The result was a far more concentrated lending market and hence greater vulnerability to adverse changing conditions. Fran and Fed hold or insure $5.4 trillion in mortgage debt -- half the national total -- making the taxpayers ultimately responsible now that the GSEs are under federal conservatorship. Three-quarters of mortgages these days are GSE-backed. So the government has just become the country’s major mortgagee. It’s ironic that after making the GSEs dominant, the government now wants to shrink their role in the mortgage industry.

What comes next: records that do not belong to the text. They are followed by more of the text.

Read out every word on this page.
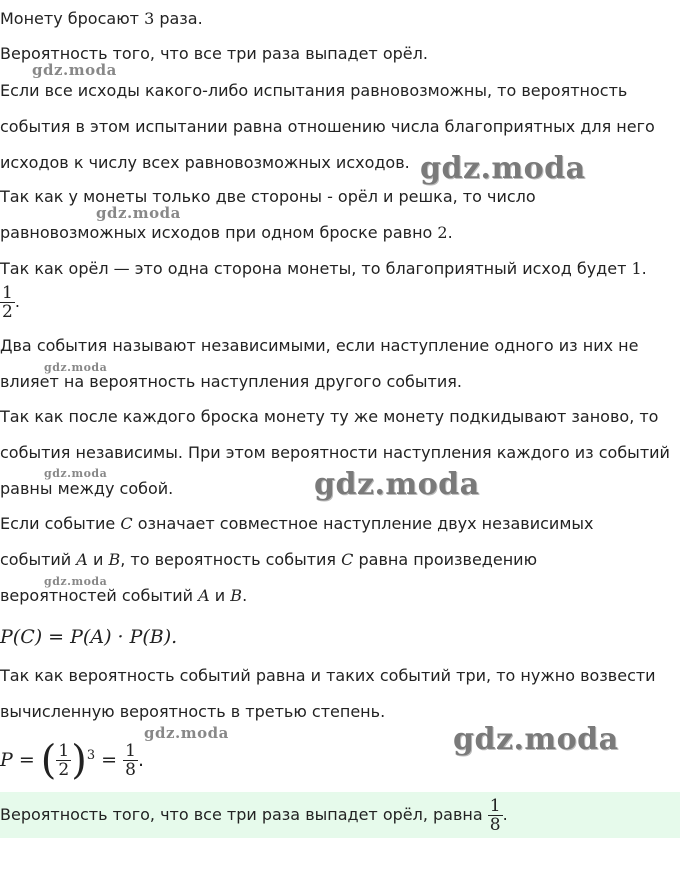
Монету бросают 3 раза.
Вероятность того, что все три раза выпадет орёл.
Если все исходы какого-либо испытания равновозможны, то вероятность
события в этом испытании равна отношению числа благоприятных для него
исходов к числу всех равновозможных исходов.
Так как у монеты только две стороны - орёл и решка, то число
равновозможных исходов при одном броске равно 2.
Так как орёл — это одна сторона монеты, то благоприятный исход будет 1.
$\frac{1}{2}$ .
Два события называют независимыми, если наступление одного из них не
влияет на вероятность наступления другого события.
Так как после каждого броска монету ту же монету подкидывают заново, то
события независимы. При этом вероятности наступления каждого из событий
равны между собой.
Если событие C означает совместное наступление двух независимых
событий A и B, то вероятность события C равна произведению
вероятностей событий A и B.
P(C) = P(A) · P(B).
Так как вероятность событий равна и таких событий три, то нужно возвести
вычисленную вероятность в третью степень.
P = ( $\frac{1}{2} )^3 = \frac{1}{8}$ .
Вероятность того, что все три раза выпадет орёл, равна $\frac{1}{8}$ .
gdz.moda
gdz.moda
gdz.moda
gdz.moda
gdz.moda	gdz.moda
gdz.moda
gdz.moda	gdz.moda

We can see, then, that the GSE’s privileged status, which was intended to distort the housing and mortgage markets, did exactly what was intended. The whole shaky structure was vulnerable to a deterioration in home values, to which the GSE system itself contributed. (Other things contributed to the run-up and collapse of home values in particular parts of the country, such as land-use controls, which made housing more scarce and thus more expensive, and a social policy of encouraging banks to lend to credit-unworthy borrowers.) The GSEs have lost well over $10 billion since the mortgage meltdown occurred, and they were getting close to being unable to borrow enough money to roll over their debt. This and fear of a more general economic meltdown are what prompted the government to step in, exposing the taxpayers dramatically. The bailout will begin with a billion-dollar infusion. Then the government will start buying shaky Freddie- or Fannie-backed mortgage securities in the marketplace. A $5 billion purchase will get things going, but up to $200 billion has been promised. It will no doubt be more.

Where will this money come from: taxation, borrowing, or the printing press? What will that will do to our economic well-being?

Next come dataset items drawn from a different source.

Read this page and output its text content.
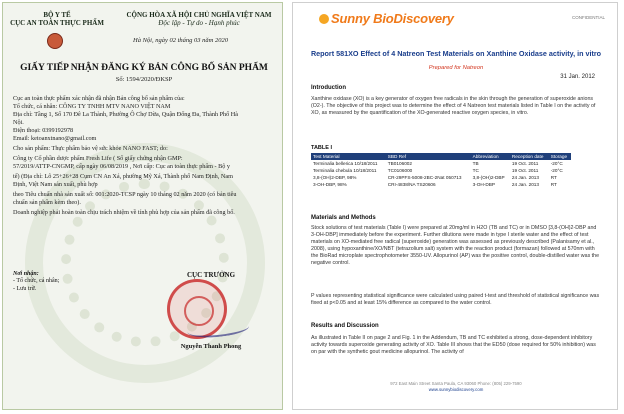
BỘ Y TẾ
CỤC AN TOÀN THỰC PHẨM
CỘNG HÒA XÃ HỘI CHỦ NGHĨA VIỆT NAM
Độc lập - Tự do - Hạnh phúc
Hà Nội, ngày 02 tháng 03 năm 2020
GIẤY TIẾP NHẬN ĐĂNG KÝ BẢN CÔNG BỐ SẢN PHẨM
Số: 1594/2020/ĐKSP
Cục an toàn thực phẩm xác nhận đã nhận Bản công bố sản phẩm của:
Tổ chức, cá nhân: CÔNG TY TNHH MTV NANO VIỆT NAM
Địa chỉ: Tầng 1, Số 170 Đê La Thành, Phường Ô Chợ Dừa, Quận Đống Đa, Thành Phố Hà
Nội.
Điện thoại: 0399192978
Email: ketoanxtnano@gmail.com
Cho sản phẩm: Thực phẩm bảo vệ sức khỏe NANO FAST; do:
Công ty Cổ phần dược phẩm Fresh Life ( Số giấy chứng nhận GMP:
57/2019/ATTP-CNGMP, cấp ngày 06/08/2019 , Nơi cấp: Cục an toàn thực phẩm - Bộ y
tế) (Địa chỉ: Lô 25+26+28 Cụm CN An Xá, phường Mỹ Xá, Thành phố Nam Định, Nam
Định, Việt Nam sản xuất, phù hợp
theo Tiêu chuẩn nhà sản xuất số: 001:2020-TCSP ngày 10 tháng 02 năm 2020 (có bản tiêu
chuẩn sản phẩm kèm theo).
Doanh nghiệp phải hoàn toàn chịu trách nhiệm về tính phù hợp của sản phẩm đã công bố.
Nơi nhận:
- Tổ chức, cá nhân;
- Lưu trữ.
CỤC TRƯỞNG
Nguyễn Thanh Phong
Sunny BioDiscovery	CONFIDENTIAL
Report 581XO Effect of 4 Natreon Test Materials on Xanthine Oxidase activity, in vitro
Prepared for Natreon
31 Jan. 2012
Introduction
Xanthine oxidase (XO) is a key generator of oxygen free radicals in the skin through the generation of superoxide anions (O2-). The objective of this project was to determine the effect of 4 Natreon test materials listed in Table I on the activity of XO, as measured by the quantification of the XO-generated reactive oxygen species, in vitro.
TABLE I
Test Material	SBD Ref	Abbreviation	Reception date	Storage
Terminalia bellerica 10/18/2011	TB0106002	TB	19 Oct. 2011	-20°C
Terminalia chebula 10/18/2011	TC0106000	TC	19 Oct. 2011	-20°C
3,8-(OH)2-DBP, 98%	CR-29PFS-5008-2BC-2Nat 050713	3,8-(OH)2-DBP	24 Jan. 2013	RT
3-OH-DBP, 98%	CRI-4838/NA TS20606	3-OH-DBP	24 Jan. 2013	RT
Materials and Methods
Stock solutions of test materials (Table I) were prepared at 20mg/ml in H2O (TB and TC) or in DMSO [3,8-(OH)2-DBP and 3-OH-DBP] immediately before the experiment. Further dilutions were made in type I sterile water and the effect of test materials on XO-mediated free radical (superoxide) generation was assessed as previously described (Palanisamy et al., 2008), using hypoxanthine/XO/NBT (tetrazolium salt) system with the reaction product (formazan) followed at 570nm with the BioRad microplate spectrophotometer 3550-UV. Allopurinol (AP) was the positive control, double-distilled water was the negative control.
P values representing statistical significance were calculated using paired t-test and threshold of statistical significance was fixed at p<0.05 and at least 15% difference as compared to the water control.
Results and Discussion
As illustrated in Table II on page 2 and Fig. 1 in the Addendum, TB and TC exhibited a strong, dose-dependent inhibitory activity towards superoxide generating activity of XO. Table III shows that the ED50 (dose required for 50% inhibition) was on par with the synthetic gout medicine allopurinol. The activity of
972 East Main Street Santa Paula, CA 93060 Phone: (805) 229-7590
www.sunnybiodiscovery.com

The government also acquired the authority to buy as much as 80 percent of the common stock at under a dollar per share. Nationalization is the right word.


Private Enterprise, Indeed

It’s really an anticlimactic chapter in this story of putrid rent-seeking and political opportunism. The bailout of the GSEs’ creditors (not stockholders) creates a new round of the same moral hazard -- private profits mixed with taxpayer-backed risk -- that brought on the calamity in the first place. No one believes this will be the last bailout of those who are “too big to fail.”

The New York Times is wrong. This is not “an extraordinary federal intervention in private enterprise.” It is the state bailing out statism. As Oliver Hardy might have said, “Well, government, this is another fine mess you’ve gotten us into.” Let’s hear no more about the “laissez-faire” Republicans.

What now? First: no bailout! Cut the GSEs loose and let them do what other businesses do on hard times: renegotiate contracts and revalue assets. Will there be another Great Depression? Recall that what turned a recession into the Great Depression was the Federal Reserve’s deflation of the money supply. A bailout is not required to avoid that catastrophic mistake.

As James Surowiecki notes, “hybrid” corporations can be “reformed” in one of two directions: full privatization or full nationalization. Some prefer the latter because with it will come government regulatory oversight. Small comfort there. Will we need a super-oversight board to make sure the primary overseers are doing their jobs? How about a super-super-board to check up on the super-board? No regulator could know what he would need to know to regulate a financial market. The information just is not available.

Real privatization is the only way to go.